Quem é quem?


Não se tratam das perguntas filosóficas: Quem sou? Onde estou? Pra onde vou?
A pergunta é bem mais bucólica: o quanto de nós é completamente desconhecido por nós mesmos, os donos da casa?
O que a psicanálise diz é que a criança, nos seus primeiros anos de contato com o mundo, apreende o que as pessoas mais chegadas esperam ou pensam a respeito dela. A partir daí, passa o resto da sua vida repetindo as informações dessa época, sob a forma das respostas que são sempre as mesmas.
Somos um poço de repetição. Repetimos o que não sabemos que somos.
Vemos pessoas com grandes e inegáveis qualidades que passam o tempo todo mostrando o quanto são faltosos. Aquele tipo que vive se diminuindo e não vê valor em si.

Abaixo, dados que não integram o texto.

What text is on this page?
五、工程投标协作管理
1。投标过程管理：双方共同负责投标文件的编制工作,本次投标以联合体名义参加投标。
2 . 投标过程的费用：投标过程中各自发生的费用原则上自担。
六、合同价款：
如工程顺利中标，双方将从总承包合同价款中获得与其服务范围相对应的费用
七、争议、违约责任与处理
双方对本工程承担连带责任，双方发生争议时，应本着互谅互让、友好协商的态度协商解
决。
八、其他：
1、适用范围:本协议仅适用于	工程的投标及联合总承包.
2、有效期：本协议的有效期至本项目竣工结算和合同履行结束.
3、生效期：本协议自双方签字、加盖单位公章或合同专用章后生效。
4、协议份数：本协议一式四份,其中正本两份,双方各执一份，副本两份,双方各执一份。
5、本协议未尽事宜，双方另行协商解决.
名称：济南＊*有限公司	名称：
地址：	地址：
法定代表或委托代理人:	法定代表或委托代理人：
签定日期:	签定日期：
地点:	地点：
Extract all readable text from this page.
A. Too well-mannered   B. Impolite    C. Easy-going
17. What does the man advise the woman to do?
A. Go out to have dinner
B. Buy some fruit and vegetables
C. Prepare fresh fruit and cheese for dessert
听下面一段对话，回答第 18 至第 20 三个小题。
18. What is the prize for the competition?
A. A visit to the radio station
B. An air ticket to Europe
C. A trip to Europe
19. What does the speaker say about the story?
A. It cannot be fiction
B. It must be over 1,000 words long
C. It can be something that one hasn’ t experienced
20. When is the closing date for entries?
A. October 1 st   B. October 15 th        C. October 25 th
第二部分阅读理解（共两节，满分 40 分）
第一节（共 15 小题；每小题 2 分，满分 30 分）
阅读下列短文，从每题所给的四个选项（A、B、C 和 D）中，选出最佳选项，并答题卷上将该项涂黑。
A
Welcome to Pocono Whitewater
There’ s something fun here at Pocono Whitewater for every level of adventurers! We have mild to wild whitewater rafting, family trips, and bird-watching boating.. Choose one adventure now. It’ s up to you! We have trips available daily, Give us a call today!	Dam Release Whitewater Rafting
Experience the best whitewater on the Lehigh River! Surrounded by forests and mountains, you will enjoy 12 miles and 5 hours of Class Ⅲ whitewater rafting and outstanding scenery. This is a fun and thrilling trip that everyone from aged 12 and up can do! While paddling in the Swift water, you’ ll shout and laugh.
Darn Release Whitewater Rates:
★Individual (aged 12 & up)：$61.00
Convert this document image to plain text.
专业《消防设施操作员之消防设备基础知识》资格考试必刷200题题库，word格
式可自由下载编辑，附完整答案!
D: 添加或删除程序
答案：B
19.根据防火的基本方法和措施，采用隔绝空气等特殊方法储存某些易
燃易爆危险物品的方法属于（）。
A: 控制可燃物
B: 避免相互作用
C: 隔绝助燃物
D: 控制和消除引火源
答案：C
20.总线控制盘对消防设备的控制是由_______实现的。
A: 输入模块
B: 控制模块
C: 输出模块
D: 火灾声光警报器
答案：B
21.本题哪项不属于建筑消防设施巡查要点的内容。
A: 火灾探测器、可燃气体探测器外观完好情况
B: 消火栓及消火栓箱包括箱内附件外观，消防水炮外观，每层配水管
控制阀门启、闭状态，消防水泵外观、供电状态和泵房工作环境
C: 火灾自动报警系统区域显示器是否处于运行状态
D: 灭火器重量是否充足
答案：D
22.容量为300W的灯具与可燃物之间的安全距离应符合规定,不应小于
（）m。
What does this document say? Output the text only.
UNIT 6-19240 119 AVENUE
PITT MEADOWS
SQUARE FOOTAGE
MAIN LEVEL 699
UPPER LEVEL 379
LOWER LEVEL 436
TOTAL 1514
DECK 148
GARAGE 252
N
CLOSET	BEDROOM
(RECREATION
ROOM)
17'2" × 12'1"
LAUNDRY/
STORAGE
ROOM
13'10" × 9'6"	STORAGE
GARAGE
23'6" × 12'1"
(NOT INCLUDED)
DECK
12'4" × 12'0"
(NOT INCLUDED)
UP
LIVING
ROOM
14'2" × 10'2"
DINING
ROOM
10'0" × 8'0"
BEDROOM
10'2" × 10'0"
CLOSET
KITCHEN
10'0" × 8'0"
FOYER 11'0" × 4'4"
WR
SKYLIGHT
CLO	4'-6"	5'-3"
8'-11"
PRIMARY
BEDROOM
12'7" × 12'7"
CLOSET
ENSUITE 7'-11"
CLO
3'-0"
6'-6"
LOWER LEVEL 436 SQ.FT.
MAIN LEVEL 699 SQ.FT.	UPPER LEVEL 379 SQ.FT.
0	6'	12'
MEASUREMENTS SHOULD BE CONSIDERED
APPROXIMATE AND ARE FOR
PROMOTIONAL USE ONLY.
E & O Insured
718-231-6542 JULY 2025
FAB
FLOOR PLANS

Conheci alguém que achava maravilhoso os amigos terem conseguido comprar seus apartamentos. Porém, quando ela comprou o seu, novo, bonito, bem localizado, fazia de conta que ter seu próprio apê era uma conquista banal, todo mundo tinha. Ao mesmo tempo, cuidou criteriosamente de mantê-lo vazio, frio, sem móveis bonitos e nem cortinas. Sem nenhum cuidado especial para valorizar o que tinha, ou seja, morava mal.
Ela fazia o mesmo com o carro que possuía, que tratava como se fosse uma “Brasília Amarela”, enquanto todo mundo podia ver o carrinho mil, fofinho que era o dela. Ela fazia o mesmo com tudo o mais: os estudos, o trabalho e, veja só, com o amor também.
Por mais que se esforçasse não conseguia “acreditar” que alguém estivesse, de fato, gostando dela, e quando as evidências de interesse do outro ficavam por demais inegáveis, ela começava a desvalorizar o “interessado”. E como conseguia isso? Transformando qualquer fato banal no maior indicativo de que aquilo não era amor.
Não tinha saída: ou ela não era digna de amor ou a outra pessoa era incapaz de amar. Dava na mesma. Ela continuava aquela que não era amada nem valorizada. Detalhe: era bem bonita, inteligente, ética, uma verdadeira guerreira.
Outra pessoa que conheci era, muito pelo contrário, alguém que via tanto valor em si que perdia os parâmetros da realidade. Feia, sorry, mas era mesmo, muiiito feia, desarmoniosa, dentes cavalares e irregulares (que – imagina! – ela não precisava corrigir porque era linda daquele jeito mesmo). Um cabelo preto de fios grossíssimos, arames armados, com uma franja  monumental. Com um pouco de esforço, viraria o próprio Capitão Caverna, inclusive pelo corpinho batuca e cheinho.
Como dizemos nós aqui em Goiás, ela era uma verdadeira pamonha amarrada pela cintura. Achava a sua voz linda. Sorria e gesticulava com a segurança dos que se sabem belos, convidando todos a admirar a sua presença encantadora.
Pois essa pessoa também não conseguia sustentar uma relação amorosa porque a imagem que tinha de si era tão onipotente que desencantava qualquer interessado.
Pode  rir, mas não se trata de uma piada. São duas pessoas completamente fora das suas realidades! Ou, quem sabe, podemos dizer: dentro de “outra” realidade.
Freud diz que a psicanálise se baseia “no amor à verdade, ou seja, no reconhecimento da realidade”.  Mas também afirma que a realidade do ser humano é a fantasia, e que a fantasia é – e esse é o problema – o que nós fomos para o primeiro outro de nossa vida, nossa mãe e o grupo familiar em geral.
Temos duas histórias verdadeiras, de duas pessoas que não conseguiam ter uma imagem mais aproximada de si e de seus atos. Pareciam grandes estranhas para si mesmas.
Cuidavam da vida de um personagem outro que não elas mesmas, e por isso a vida não fluía. Estagnada na repetição de uma posição eterna.
Podemos cada um de nós ter alguma ideia de quem somos na vida? Seríamos  totais cegos para nós mesmos como as duas “desencontradas de si”?
Desta vez fica a pergunta: quem é você mesmo?